May 5, 2019
Data/Statistics | Quality of Care
Death in the city: Can Kampala mothers, their newborns be saved?
When Kawuma’s wife went into labour in the wee hours of that night on a date which he doesn’t recall four years ago, his option was to rush her to the nearest government Health Centre IV which serves his Kisenyi slum in Kampala. However, the gate man told him there was no one to help her at that moment. The next stop was Mulago National Referral Hospital where a quack took advantage and lied to him to part with UGX 50,000 so he would get him a doctor. Kawuma waited for over an hour and neither the quack nor the promised doctor surfaced to help.
Kawuma was then advised by an onlooker to try a private facility (name withheld) where he was told the baby was tired and the mother had to undergo an emergency C-section. But he was told that that could only be done after he made a deposit of UGX 500,000 which he did not have. On reaching out to a friend, he advised him to try Mpigi Health Centre which is one hour away from Kampala. Although, Kawuma’s wife got that important operation, it was too late for the baby who they lost hardly two hours after delivery. This became another neonatal death in the statistics of Uganda.
Listening to Kawuma’s and such similar stories during the recent formative studies for Kampala Slum Maternal and Newborn (MaNe) project makes sense of the grim statistics that make Kampala one of the most dangerous cities for mothers and newborns. Based on the statistics we have derived from the government’s own health facility data, we estimated 200 maternal and 4000 perinatal deaths occur per year in Kampala health facilities with 64 percent of the latter being stillbirths, or babies who die before they are born. The most affected are persons living in informal settlements with limited access to health care services. Surprisingly, ninety percent of these deaths are preventable with known interventions that are already policy in Uganda.
Sadly, despite it being a policy requirement, these deaths are hardly audited to find out the cause of death and find remedial action to prevent future occurrence.
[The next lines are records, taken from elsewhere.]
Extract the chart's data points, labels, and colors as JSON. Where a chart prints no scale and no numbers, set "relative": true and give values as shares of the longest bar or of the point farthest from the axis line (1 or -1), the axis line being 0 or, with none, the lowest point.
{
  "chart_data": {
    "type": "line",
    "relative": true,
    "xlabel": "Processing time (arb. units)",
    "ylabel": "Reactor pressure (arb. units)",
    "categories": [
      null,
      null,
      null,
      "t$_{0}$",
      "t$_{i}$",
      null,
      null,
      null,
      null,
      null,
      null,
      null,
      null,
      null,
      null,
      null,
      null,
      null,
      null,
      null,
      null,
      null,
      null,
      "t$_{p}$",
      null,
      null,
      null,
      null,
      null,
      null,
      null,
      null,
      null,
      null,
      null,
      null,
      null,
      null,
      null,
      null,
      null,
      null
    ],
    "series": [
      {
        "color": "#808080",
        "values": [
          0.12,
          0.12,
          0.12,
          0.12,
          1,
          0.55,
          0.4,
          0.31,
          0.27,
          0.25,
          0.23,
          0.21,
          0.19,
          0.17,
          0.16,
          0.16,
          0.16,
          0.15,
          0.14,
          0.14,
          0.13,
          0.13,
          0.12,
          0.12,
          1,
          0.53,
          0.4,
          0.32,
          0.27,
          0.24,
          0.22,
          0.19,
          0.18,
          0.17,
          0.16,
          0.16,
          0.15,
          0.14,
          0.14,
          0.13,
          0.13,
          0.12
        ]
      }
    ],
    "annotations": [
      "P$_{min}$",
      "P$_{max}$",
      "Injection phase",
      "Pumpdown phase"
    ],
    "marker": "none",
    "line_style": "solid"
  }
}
While the Kampala Capital City Authority has a 100 percent target of auditing perinatal deaths, only a few are audited, so preventable deaths continue to happen. Between July 2015 and now, only 6 percent of the perinatal deaths were audited. And when it comes to maternal deaths over the same period, only 18 percent of these deaths have been audited.
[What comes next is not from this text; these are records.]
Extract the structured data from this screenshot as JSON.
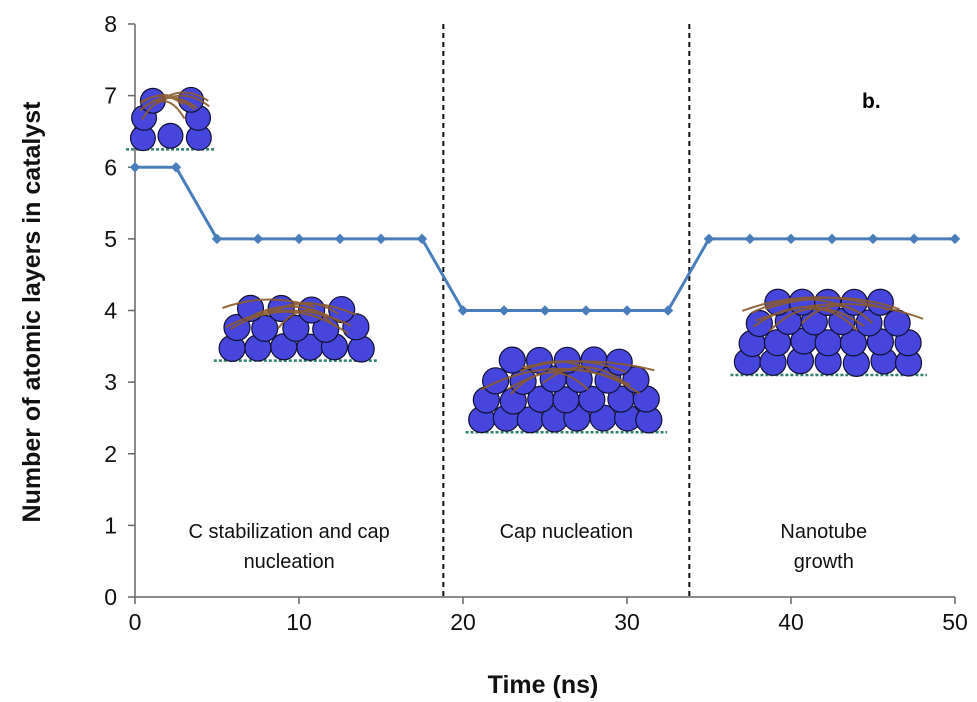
{
  "chart_data": {
    "type": "line",
    "title": "",
    "panel_label": "b.",
    "xlabel": "Time (ns)",
    "ylabel": "Number of atomic layers in catalyst",
    "xlim": [
      0,
      50
    ],
    "ylim": [
      0,
      8
    ],
    "x_ticks": [
      "0",
      "10",
      "20",
      "30",
      "40",
      "50"
    ],
    "y_ticks": [
      "0",
      "1",
      "2",
      "3",
      "4",
      "5",
      "6",
      "7",
      "8"
    ],
    "grid": false,
    "legend": "none",
    "series": [
      {
        "color": "#4a7dbb",
        "marker": "diamond",
        "x": [
          0,
          2.5,
          5,
          7.5,
          10,
          12.5,
          15,
          17.5,
          20,
          22.5,
          25,
          27.5,
          30,
          32.5,
          35,
          37.5,
          40,
          42.5,
          45,
          47.5,
          50
        ],
        "y": [
          6,
          6,
          5,
          5,
          5,
          5,
          5,
          5,
          4,
          4,
          4,
          4,
          4,
          4,
          5,
          5,
          5,
          5,
          5,
          5,
          5
        ]
      }
    ],
    "dividers_x": [
      18.8,
      33.8
    ],
    "regions": [
      {
        "lines": [
          "C stabilization and cap",
          "nucleation"
        ],
        "x_center": 9.4
      },
      {
        "lines": [
          "Cap nucleation"
        ],
        "x_center": 26.3
      },
      {
        "lines": [
          "Nanotube",
          "growth"
        ],
        "x_center": 42
      }
    ]
  },
  "insets": [
    {
      "name": "cluster-1",
      "x_center": 2.2,
      "y_base": 6.25,
      "width_units": 5.0,
      "height_units": 0.9
    },
    {
      "name": "cluster-2",
      "x_center": 9.8,
      "y_base": 3.3,
      "width_units": 9.5,
      "height_units": 0.95
    },
    {
      "name": "cluster-3",
      "x_center": 26.3,
      "y_base": 2.3,
      "width_units": 11.8,
      "height_units": 1.15
    },
    {
      "name": "cluster-4",
      "x_center": 42.3,
      "y_base": 3.1,
      "width_units": 11.5,
      "height_units": 1.25
    }
  ],
  "colors": {
    "atom_fill": "#4646dc",
    "atom_stroke": "#111133",
    "carbon": "#8b5a2b",
    "substrate": "#2f7f6f"
  }
}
For starters these audits entail in-depth systematic reviews of maternal deaths to describe their underlying health social and other contributory factors to the deaths, and the lessons learned are used in making recommendations to prevent similar future deaths. Audits are not meant to apportion blame or shame but help identify and pick lessons from the solvable factors that might save the lives of more mothers and newborns in future.
From our reviews and interactions with persons living in Kampala’s informal settlements, the existing healthcare system is not providing quality and responsive services that address the real needs and expectations of the urban poor pregnant women and their newborns. With this state of affairs, the urban pregnant women are not adequately seeking services. No wonder, an analysis by Makerere University Maternal Newborn and Child health Centre of Excellence shows that right now, death of women and children in Kampala city is almost at the same rate as that in rural areas, and if nothing is urgently done, Kampala will overtake the villages. In other words, health wise, it is no longer advantageous to live in the city when you are the poor. The reasons for this are many but need further systematic research in order to guide policy and practice.
However, hope is not lost. With support from the United States Agency for International Development (USAID), a partnership bringing together Kampala Capital City Authority (KCCA) and PSI Uganda, and Makerere University School of Public Health Centre of Excellence for Maternal Newborn and Child health that makes up the MaNe project will for the next three years initiate and test innovative interventions to improve maternal and newborn outcomes in urban slum settings in Kampala, starting with the divisions of Makindye and Rubaga. With this, we hope to contribute to the development of the urban health policy for Uganda and beyond. However, the problem is huge and cannot be solved by this one project, it requires a concerted multisectoral effort with a focus on the poor by harnessing Kampala’s mixed public, private and informal health system. We all need to work to stop avoidable death in the city.
MaNe Project co-leads Dr Dorothy Balaba of PSI and Dr Daniel Okello of KCCA contributed to this commentary.